"From the grillwork to the page," this is Borges at his best describing for you your own prison which you have imprisoned your self in by even contemplating the reading of Borges. What has even brought you to Borges; the keeper of the keys. Did others speak of him? Did Poe or Doyle inspire others to talk of him? Were other people throughout history contemplating the very prisons which Borges writes about?? Is life a prison from which the only escape is inevitable death and the existential, absurd plodding through a hellishly brilliant trap which is death itself with no hope for escape...

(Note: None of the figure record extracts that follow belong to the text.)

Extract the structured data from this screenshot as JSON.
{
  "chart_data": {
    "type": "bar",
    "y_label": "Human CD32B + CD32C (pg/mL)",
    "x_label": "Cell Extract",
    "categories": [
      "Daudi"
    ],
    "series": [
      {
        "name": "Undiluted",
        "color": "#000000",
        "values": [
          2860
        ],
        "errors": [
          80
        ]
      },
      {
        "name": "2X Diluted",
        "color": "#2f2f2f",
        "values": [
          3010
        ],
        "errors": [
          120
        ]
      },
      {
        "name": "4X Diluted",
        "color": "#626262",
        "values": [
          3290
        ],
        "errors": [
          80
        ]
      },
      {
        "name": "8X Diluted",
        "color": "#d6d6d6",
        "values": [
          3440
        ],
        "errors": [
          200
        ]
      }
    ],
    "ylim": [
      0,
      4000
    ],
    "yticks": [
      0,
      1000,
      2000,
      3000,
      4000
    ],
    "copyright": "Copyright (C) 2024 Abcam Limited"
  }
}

"The other one..." Here, Borges begins this piece by separating you the reader from he as the creator of your prison and as the one things "happen to." "Perhaps mechanically now" is Borges realization that in our world of forking paths there is only one choice and always with only one choice and one result there is no freedom. Freedom is an illusion and this is a fact. We are, in this sentence looking at an "entrance hall and the grillwork on the gate" and here you are left contemplating your entrance into Borges', life's, or God's prison because here Borges is just a professor in a list of professors. Suddenly, Borges gives you the keys, you become God or a professor of life or a potential prisoner contemplating your entrance into or escape from this prison or potential prison called life.
He then states the former things he likes to indulge in; "hourglasses, maps, eighteenth century typography, the taste of coffee {here he is challenging God; Kabbalistically El Aleph as a man, but God as a Universe; to blacken [like coffee] the bright celestial and solar sky, but I will not get into who the man is or why the challenge in this whole work is to me as well as God and why I have been contemplating suicide and why God and all people are challenging me to do it. I know Mary here (with red hair) and Borges knows my circumstances. It appears to be truly a paradox, but is there ever a paradox??}, and the prose of Stevenson." "But in a vain way that turns them into the attributes of an actor" describes, not Borges' vanity, but is another challenge to the reader to not be vain. At the same time he is saying that vanity is inescapable within the next sentence because ours is not a hostile relationship; I live, let myself go on living, so that Borges may contrive his literature, and this literature justifies me. He is also putting words into your mouth in his own vanity. Here you may accept his words by living or reject them by dying.
"It is no effort for me to confess that he has achieved some valid pages, but those pages cannot save me, perhaps because what is good belongs to no one, not even to him, but rather to language and to tradition. Here Borges has made an ethical mistake and a vain one. The only option he had to save our statement from vanity was the word 'perhaps." Here the prison of death is given, perhaps, an option.
Then he says for us {even God} we are destined to perish and only some instant of ourselves can survive in Borges. Here the reader {or readers} are brought philosophically into the idea that even in a perishable death chamber where everything is eventually extinct, we survive, but as humans with a finite existence, the memory of us only survives the longest time if we have gained notoriety similarly to the way he has through memorable acts or some other kind of captured form. Then he makes his statement that the human reader is giving everything over to him little by little even though {and you can realize here that by including God as a participant I have falsified Borges} in his perversity he falsifies and magnifies things.
"Spinoza knew that all things long to persist in their being; the stone wants to be a stone and the tiger a tiger." Optional existence here, the longing to persist. Then Borges states that the reader will remain in Borges, not in himself {because death stalks you in his works}. (If it is true that I am someone), the challenge and personal insult is to someone who is no one unless they kill themselves for a potentially purposeless or purposeful cause. This also is a direct challenge to myself from Borges or Christ {lose your life and save it or save your life and lose it}, "but I recognize myself less in his books than in many others {including Kabbalah} or in the laborious strumming of a guitar." The monotonous movement of the astrological life machine we live in is real, physical, stellar, and this brings us back to the garden of forking paths where suicide for a cause becomes the only reality. "Years ago I tried to free myself from him and went from the mythologies of the suburbs to the games with time and infinity, but those games belong to Borges now and I shall have to imagine other things." Freedom from death or suicide?? Time, infinity belong to the man with the suicidal challenge {Scharlach? Borges? God through these?}.
And yet what belongs to myself. Borges is very Christian here.